I should first of all amend my previous statement to say that there are not two, but three burger joints within minutes of the McDonald’s I mentioned. Two are certainly competitors in the same mass market. Which I personally consider superior to McD’s in ways that I could strongly argue for, but sure, that’s subjective. The third one is so far above the others in quality that it’s objectively better by any standards.
Yet the masses line up at McD’s and wait for as long as fifteen minutes to get a greaseburger when a real burger can be made to order for them right across the street.
I’m not “crapping on” anybody, or judging anyone’s taste. There is a natural human-animal attraction to fat and salt, and cheap fast foods like McD’s cater to that. I eat fast foods. I’m not sanctimonious about it. I just try not to overdo it, and to avoid the worst of it.
actually, I remember in Indiana Burger King used to put mustard on its cheeseburgers and mayonnaise on its whoppers and it had Pepsi instead of Coke (Pepsi owned them until the early 90s)
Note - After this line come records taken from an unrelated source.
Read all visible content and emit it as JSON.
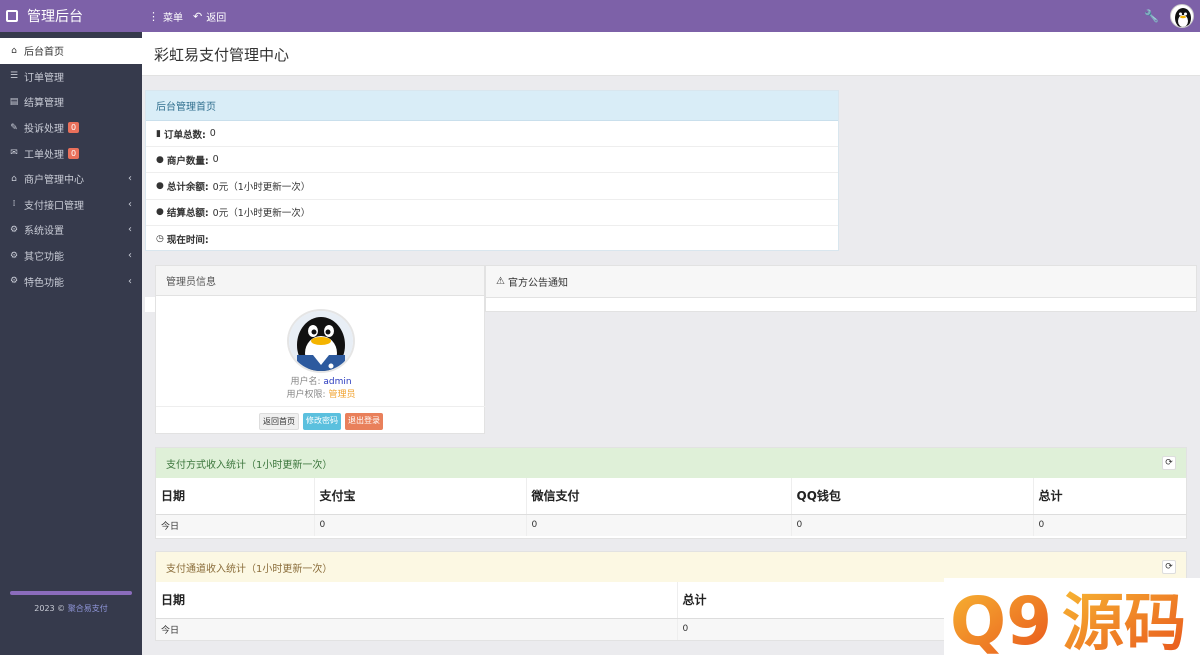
{
  "topbar": {
    "brand": "管理后台",
    "nav": [
      {
        "icon": "⋮",
        "label": "菜单"
      },
      {
        "icon": "↶",
        "label": "返回"
      }
    ]
  },
  "sidebar": {
    "items": [
      {
        "icon": "⌂",
        "label": "后台首页",
        "badge": "",
        "arrow": false
      },
      {
        "icon": "☰",
        "label": "订单管理",
        "badge": "",
        "arrow": false
      },
      {
        "icon": "▤",
        "label": "结算管理",
        "badge": "",
        "arrow": false
      },
      {
        "icon": "✎",
        "label": "投诉处理",
        "badge": "0",
        "arrow": false
      },
      {
        "icon": "✉",
        "label": "工单处理",
        "badge": "0",
        "arrow": false
      },
      {
        "icon": "⌂",
        "label": "商户管理中心",
        "badge": "",
        "arrow": true
      },
      {
        "icon": "⁞",
        "label": "支付接口管理",
        "badge": "",
        "arrow": true
      },
      {
        "icon": "⚙",
        "label": "系统设置",
        "badge": "",
        "arrow": true
      },
      {
        "icon": "⚙",
        "label": "其它功能",
        "badge": "",
        "arrow": true
      },
      {
        "icon": "⚙",
        "label": "特色功能",
        "badge": "",
        "arrow": true
      }
    ],
    "footer_year": "2023 ©",
    "footer_link": "聚合易支付"
  },
  "page": {
    "title": "彩虹易支付管理中心"
  },
  "overview": {
    "heading": "后台管理首页",
    "rows": [
      {
        "icon": "▮",
        "label": "订单总数:",
        "value": "0"
      },
      {
        "icon": "●",
        "label": "商户数量:",
        "value": "0"
      },
      {
        "icon": "●",
        "label": "总计余额:",
        "value": "0元（1小时更新一次）"
      },
      {
        "icon": "●",
        "label": "结算总额:",
        "value": "0元（1小时更新一次）"
      },
      {
        "icon": "◷",
        "label": "现在时间:",
        "value": ""
      }
    ]
  },
  "admin": {
    "heading": "管理员信息",
    "username_label": "用户名:",
    "username": "admin",
    "role_label": "用户权限:",
    "role": "管理员",
    "buttons": [
      "返回首页",
      "修改密码",
      "退出登录"
    ]
  },
  "notice": {
    "icon": "⚠",
    "heading": "官方公告通知"
  },
  "stats_methods": {
    "heading": "支付方式收入统计（1小时更新一次）",
    "columns": [
      "日期",
      "支付宝",
      "微信支付",
      "QQ钱包",
      "总计"
    ],
    "rows": [
      [
        "今日",
        "0",
        "0",
        "0",
        "0"
      ]
    ]
  },
  "stats_channels": {
    "heading": "支付通道收入统计（1小时更新一次）",
    "columns": [
      "日期",
      "总计"
    ],
    "rows": [
      [
        "今日",
        "0"
      ]
    ]
  },
  "watermark": "Q9源码"
}
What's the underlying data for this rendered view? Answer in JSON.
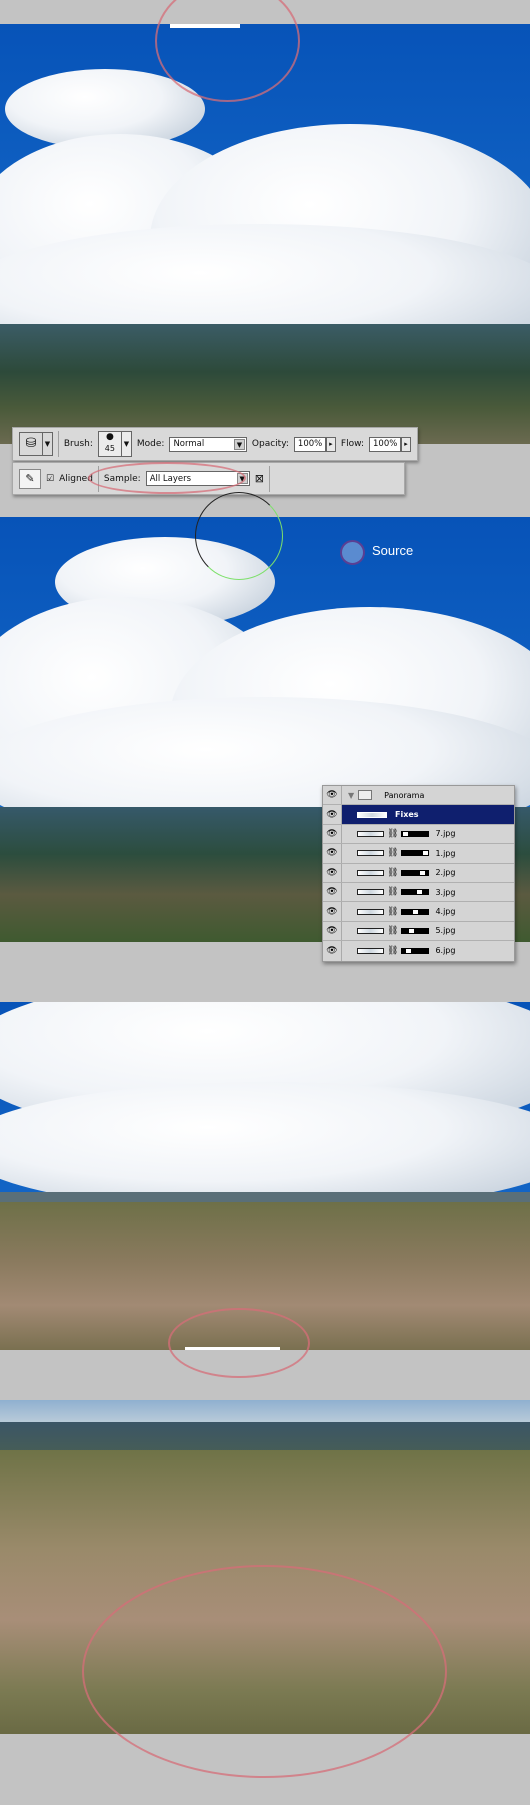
{
  "toolbar": {
    "brush_label": "Brush:",
    "brush_size": "45",
    "mode_label": "Mode:",
    "mode_value": "Normal",
    "opacity_label": "Opacity:",
    "opacity_value": "100%",
    "flow_label": "Flow:",
    "flow_value": "100%",
    "aligned_label": "Aligned",
    "aligned_checked": true,
    "sample_label": "Sample:",
    "sample_value": "All Layers"
  },
  "source_label": "Source",
  "layers": {
    "group": "Panorama",
    "items": [
      {
        "name": "Fixes",
        "selected": true
      },
      {
        "name": "7.jpg"
      },
      {
        "name": "1.jpg"
      },
      {
        "name": "2.jpg"
      },
      {
        "name": "3.jpg"
      },
      {
        "name": "4.jpg"
      },
      {
        "name": "5.jpg"
      },
      {
        "name": "6.jpg"
      }
    ]
  },
  "colors": {
    "selected_layer": "#0f1f6e",
    "sky": "#0a5fc0",
    "highlight_circle": "#d66e78"
  }
}
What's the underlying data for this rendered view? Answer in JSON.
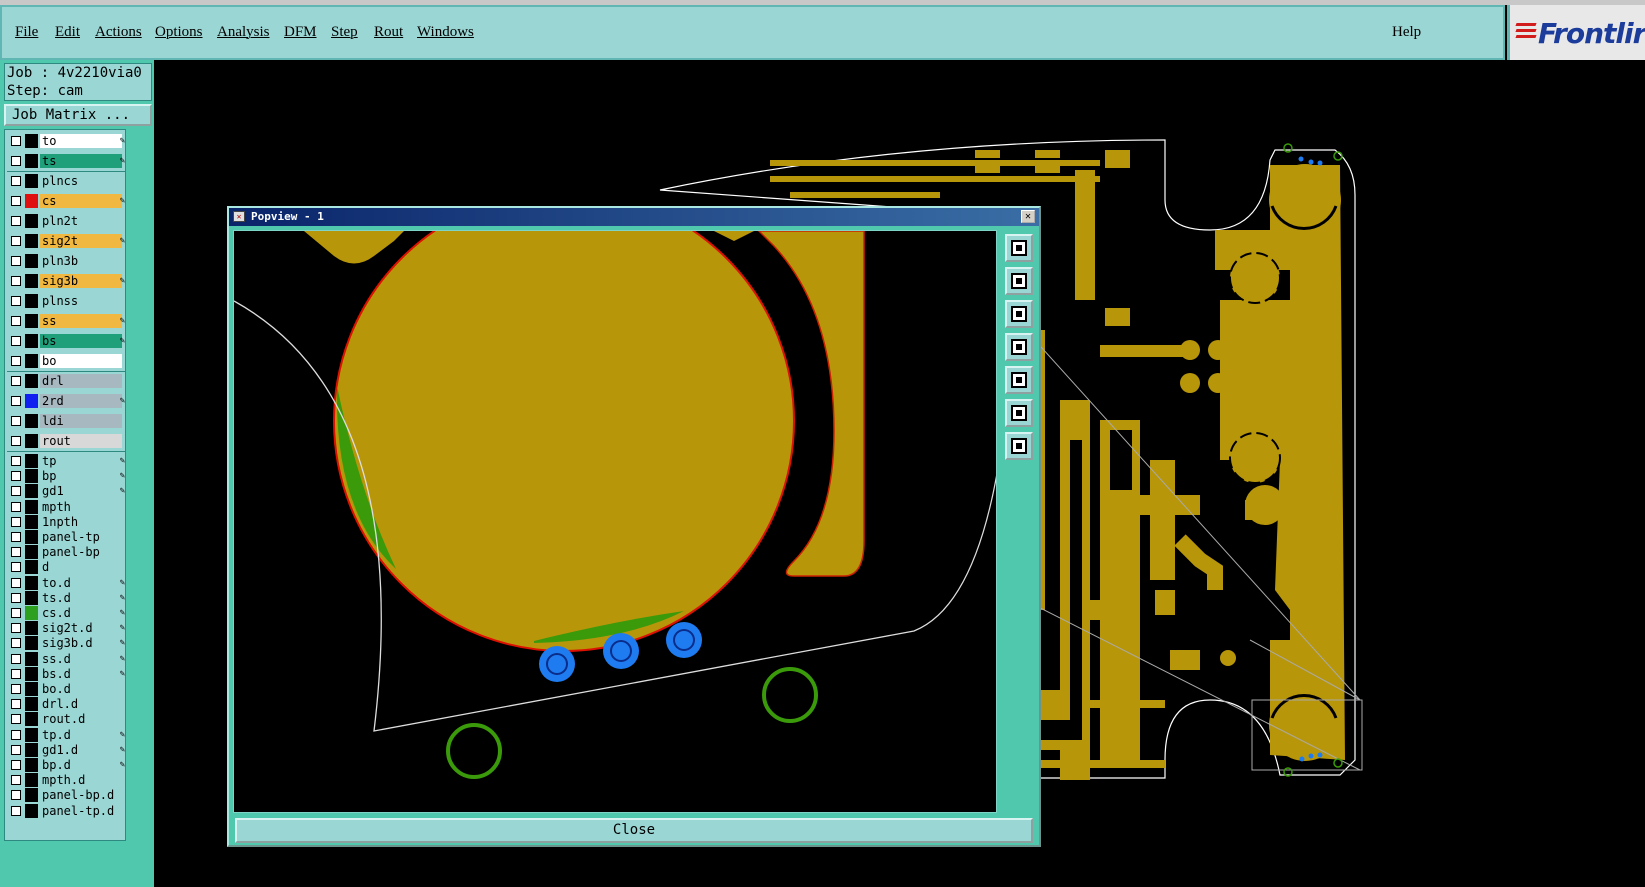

my mom would rather die than drink Pepsi but she had been going to the BK where we lived so long she was allowed to bring her own bottle in … Ironically Grandma felt the same way about Coke and had started to go to BK because they served Pepsi
Once i was over the kids’ meals I just liked BK’s food better than that and for some reason in the early 90s they tried replacing their soft serve with some frozen yogurt type of crud …they did have one sandwich id get there when everyone else went there and were paying for it it was called the big n tasty it was MCD’sanswer to the 99 cent whopper andtheyt cooked it like one
I once got a quarter-pounder at a McDonald’s in a small town, that after I opened it, I just had to show it to the manager. I went up to the counter and politely asked to see the manager. She came over in an exasperated way, when I opened up the wrapper and said
this looks great! It’s just like the pictures. Whoever did this in the kitchen did a perfect job - thank you! She smiled
and she went back to the kitchen to talk to her team as I returned to my seat and finished my meal.
I get the distinct impression that they don’t want you to linger and eat the food there. If the decor isn’t doing the trick, they could add an Amityville Horror-style voice overhead that says GET OUT.
…to say, “Let me tell you about this absolute weirdo we’ve got out there.”
I’ve had the freshest Coors possible: off the tap, right at the brewery in Colorado. Excellent stuff!
Problem is, I’ve found, that the farther you get from the brewery, the more the quality diminishes. By the time it gets here (southern Alberta), it may be imported, but it’s nothing different from any domestic Labatt or Molson product that invariably is less expensive than an import. I don’t know if it’s the canning–we don’t get bottles of it–but it’s not the fine Coors beer that I had in Colorado.